Fransa'da bir devrin sonu geldi artık. Coupet, Gallas, Thuram, Makalele gibi oyuncular son turnuvalarında. Henry, Vieira, Sagnol bir dahaki turnuvaya çağırılırlar mı belirsiz. İşin kötüsü arkadan gelen jenerasyonun önceki kadar iyi olmaması. Açıkça görüldü ki Fransa Zidane ve Vieira olmadan oynamayı hala beceremiyor. Toulalan orta sahada ne kadar iyi niyetle çalışsa da yetersiz. Zidane'dan sonra ne Henry ne de Ribery bu takımın yeni lideri olacak kapasitede değil. Nasri'ye, Benzema'ya hiç girmiyorum. Aslında hiçbirinin ne kadar mükemmel oyuncular olduğuna itirazım yok. Ama Fransızlar Zidane'a alışmışlıktan hala kurtulamamış. Makalele - Vieira ikilisi de bozulunca göbekten atılan tüm toplarda Thuram ve Gallas çaresiz kalıyor. Bir önemli nokta daha var. Eskiden yedek kulübesi bakımından büyük zenginliği olan ve her an sonucu değiştirebilecek oyuncular barındıran Fransa'da artık kurtarıcı olarak Gomis oyuna sürülüyor. Varın gerisini siz düşünün...

1 yorum:

Beercholic dedi ki...

Hollanda 2 maçta da golleri erken bulmanın avantajını yaşadı ve Van Der Sar olmasa 2 maçta da rakipleri geri dönebilecek pozisyonları buldular. Yani defansı hala S.O.S. veriyor Hollanda'nın bana göre.

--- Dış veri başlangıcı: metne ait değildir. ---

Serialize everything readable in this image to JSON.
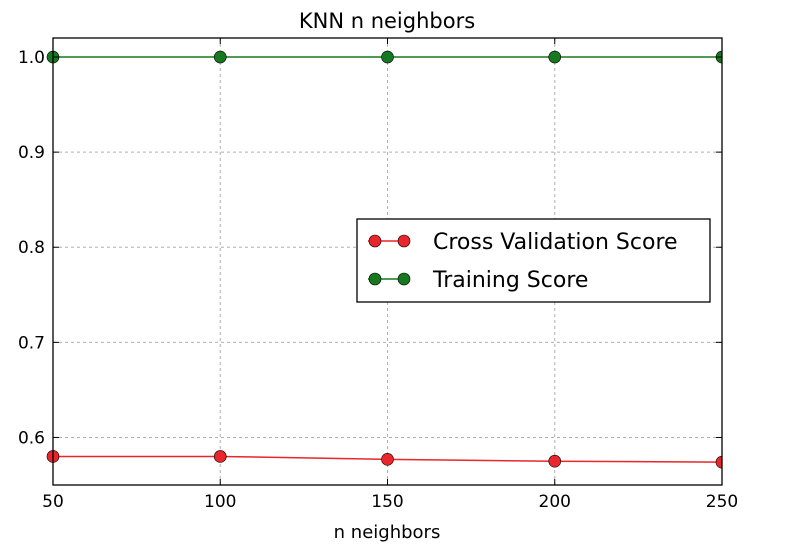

Yatsınlar kalksınlar kalecileri Van Der Sar'a dua etsinler... Yine de buradan babama sesleniyorum; "İyi ki 2000 yılında bana Hollanda forması almışsın babacığım. Sempatizanı olduğum ülkenin Milli Takımı, her turnuvada göze hoş gelen bir futbol oynuyor ve çokta sempatikler!"